Le secteur informel est dangereux pour l’économie. Les débats de la Conférence de l’UTICA, organisée samedi 15 décembre 2012, à Tunis, ont permis de développer un riche argumentaire. Compte rendu.
Interpellant, le chef du gouvernement, Hamadi Jebali, samedi 15 décembre 2012, à l’occasion de l’organisation par l’UTICA, à Tunis, d’une conférence sur «l’économie informelle: comment y remédier?», Hamadi Kooli, président de la Fédération de l’exportation de la Centrale patronale, s’est voulu incisif: «Le secteur informel, c’est un cancer métastasé». Et le porte-parole de l’UTICA d’ajouter: «Il n’y a pas une activité économique qui n’a pas été touchée par le secteur informel».
Hamadi Kooli apportera cette précision, dans les débats, de la conférence de l’UTICA, sans une note d’humour: «Le seul Maghreb qui ait pu réussir à voir le jour, c’est précisément celui du Maghreb de l’informel. Des tonnes de marchandises en tout genre traversent les frontières des pays de la région dans tous les sens: du Nord au Sud et de l’Ouest à l’Est».
Des remarques et un cri de cœur suivis par une proposition: «lancer une consultation nationale sur le secteur national» tant celui-ci est devenu dangereux pour le secteur organisé. Plus d’une entreprise a fermé dans le pays.
Cela on le sait !
Autre moment fort des débats lorsqu’interpelant la présidente même de l’UTICA, Wided Bouchamaoui, qui expliquait que le secteur informel a connu aussi ses heures de gloire sous le règne du clan Ben Ali-Trabelsi, un opérateur du secteur textile s’est levé pour vociférer: «Cela, on le sait. Ce que nous demandons aujourd’hui, c’est des solutions!». Une intervention largement applaudie.
Les débats apporteront des indications sur l’ampleur du secteur informel. Exemple, celui des pneumatiques. A en croire un opérateur du marché, l’informel c’est 65% de cette branche industrielle. Toujours selon le même opérateur, un stock énorme dort dans le Sahara tunisien, fruit de la contrebande. Un stock qui répond aux besoins de la consommation de pneumatique de la Tunisie pendant au moins deux ans.
Même son de cloche du côté de la chaussure. Un industriel sfaxien soutient que le prix de la chaussure importée illégalement coûte moitié moins chère que …la matière première servant à la fabrication d’une chaussure en Tunisie.
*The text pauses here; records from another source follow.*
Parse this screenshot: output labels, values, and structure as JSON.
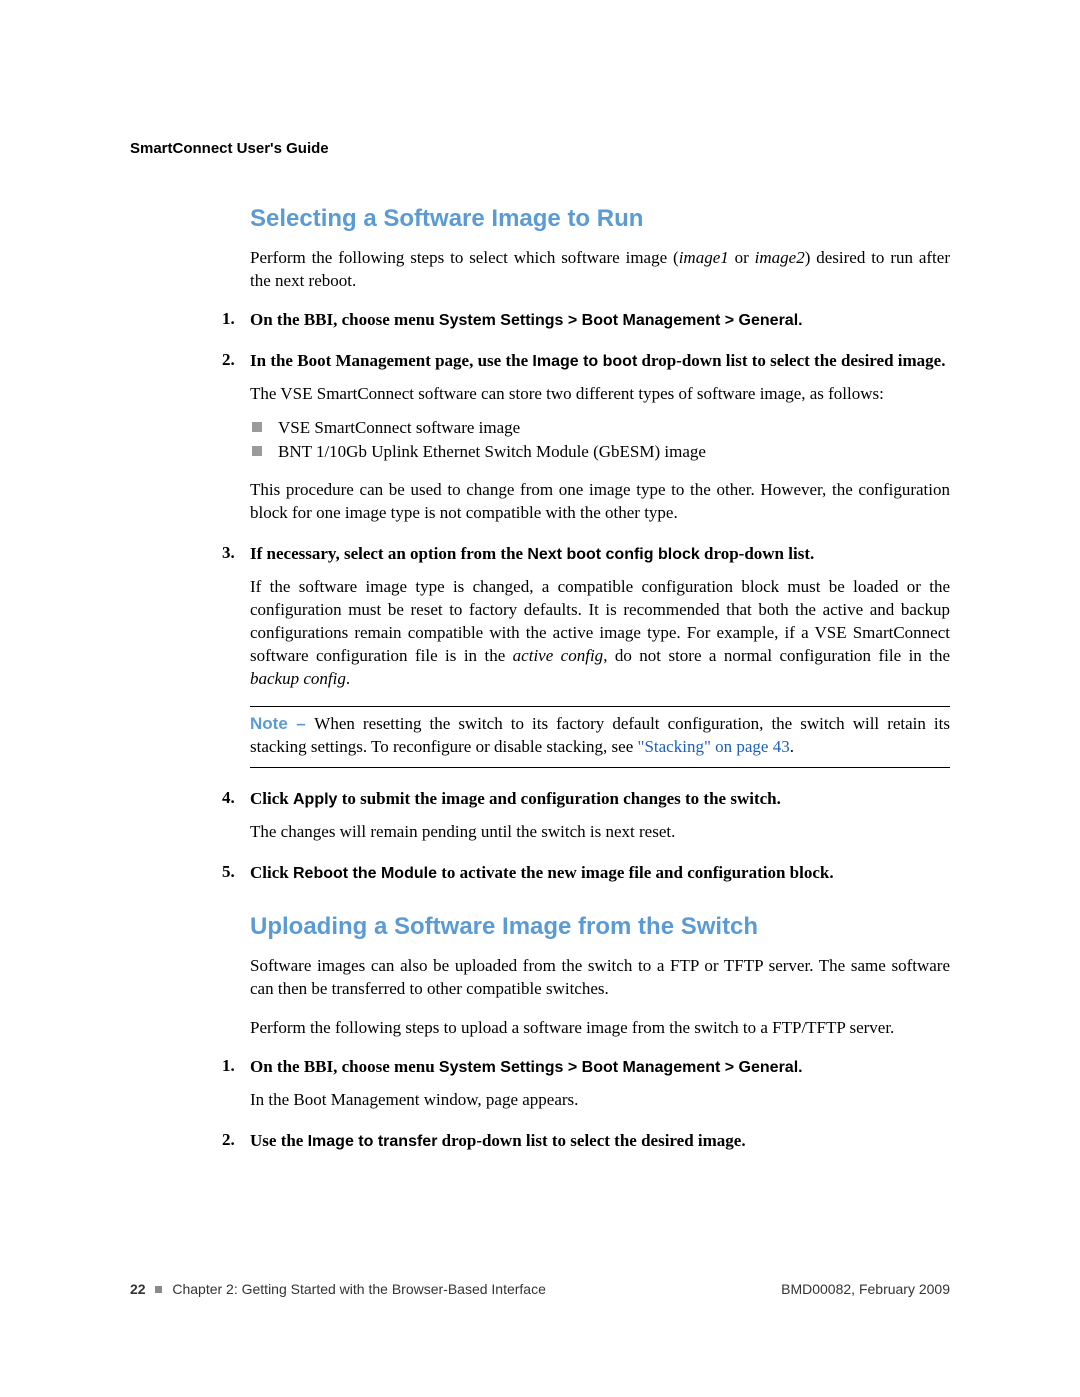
{
  "header": {
    "doc_title": "SmartConnect User's Guide"
  },
  "sections": {
    "s1": {
      "heading": "Selecting a Software Image to Run",
      "intro_pre": "Perform the following steps to select which software image (",
      "intro_i1": "image1",
      "intro_mid": " or ",
      "intro_i2": "image2",
      "intro_post": ") desired to run after the next reboot.",
      "step1": {
        "num": "1.",
        "t1": "On the BBI, choose menu ",
        "sb": "System Settings > Boot Management > General.",
        "t2": ""
      },
      "step2": {
        "num": "2.",
        "t1": "In the Boot Management page, use the ",
        "sb": "Image to boot",
        "t2": " drop-down list to select the desired image."
      },
      "step2_after": "The VSE SmartConnect software can store two different types of software image, as follows:",
      "bullets": {
        "b1": "VSE SmartConnect software image",
        "b2": "BNT 1/10Gb Uplink Ethernet Switch Module (GbESM) image"
      },
      "step2_after2": "This procedure can be used to change from one image type to the other. However, the configuration block for one image type is not compatible with the other type.",
      "step3": {
        "num": "3.",
        "t1": "If necessary, select an option from the ",
        "sb": "Next boot config block",
        "t2": " drop-down list."
      },
      "step3_after_a": "If the software image type is changed, a compatible configuration block must be loaded or the configuration must be reset to factory defaults. It is recommended that both the active and backup configurations remain compatible with the active image type. For example, if a VSE SmartConnect software configuration file is in the ",
      "step3_after_i1": "active config",
      "step3_after_b": ", do not store a normal configuration file in the ",
      "step3_after_i2": "backup config",
      "step3_after_c": ".",
      "note": {
        "label": "Note – ",
        "t1": "When resetting the switch to its factory default configuration, the switch will retain its stacking settings. To reconfigure or disable stacking, see ",
        "xref": "\"Stacking\" on page 43",
        "t2": "."
      },
      "step4": {
        "num": "4.",
        "t1": "Click ",
        "sb": "Apply",
        "t2": " to submit the image and configuration changes to the switch."
      },
      "step4_after": "The changes will remain pending until the switch is next reset.",
      "step5": {
        "num": "5.",
        "t1": "Click ",
        "sb": "Reboot the Module",
        "t2": " to activate the new image file and configuration block."
      }
    },
    "s2": {
      "heading": "Uploading a Software Image from the Switch",
      "intro": "Software images can also be uploaded from the switch to a FTP or TFTP server. The same software can then be transferred to other compatible switches.",
      "intro2": "Perform the following steps to upload a software image from the switch to a FTP/TFTP server.",
      "step1": {
        "num": "1.",
        "t1": "On the BBI, choose menu ",
        "sb": "System Settings > Boot Management > General.",
        "t2": ""
      },
      "step1_after": "In the Boot Management window, page appears.",
      "step2": {
        "num": "2.",
        "t1": "Use the ",
        "sb": "Image to transfer",
        "t2": " drop-down list to select the desired image."
      }
    }
  },
  "footer": {
    "page_num": "22",
    "chapter": "Chapter 2: Getting Started with the Browser-Based Interface",
    "docref": "BMD00082, February 2009"
  }
}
Et s’il est vrai que le secteur informel crée des emplois, ajoute le même industriel, ces derniers sont bien en deçà de ce que le secteur organisé est en mesure de créer : l’informel ne couvre que la seule commercialisation des produits et non un pan plus important, celui de la production.
Mais si le secteur informel est dangereux pour l’économie, c’est parce qu’on ne sait pas où vont les gains obtenus grâce à la vente des produits de l’informel (tout se fait cash), c’est parce qu’aussi l’informel n’apporte rien au développement régional, principale préoccupation des opérateurs, et parce qu’il ne prend pas compte, enfin, la couverture sociale de ses acteurs.
Ces aspects ont été mis en exergue par Hichem Elloumi, président de la Commission économique de l’UTICA, à la clôture de la Conférence, qui a précisé que les sommes gagnées peuvent être utilisées pour l’achat d’armes, de la drogue voire pour préparer des actes de terrorisme.
Ridha Saïdi, ministre chargé des Dossiers économiques et sociaux auprès du chef du gouvernement, va apporter de l’eau au moulin du président de la Commission économique de l’UTICA, en faisant savoir que des criminels ont profité de l’insécurité qui a prospéré depuis le 14 janvier 2011 pour s’adonner à la contrebande. Ces derniers disposent d’une forte logistique et de moyens financiers importants.
On aura compris : les débats n’ont pas permis de proposer des mesures à même de mettre un terme au développement du secteur informel. Tout au plus, les participants ont fait un état des lieux du phénomène et ses conséquences, à la fois économiques et sociales. Il faudrait donc une d’autres rencontres au cours desquelles seront peut-être soumises des solutions concrètes.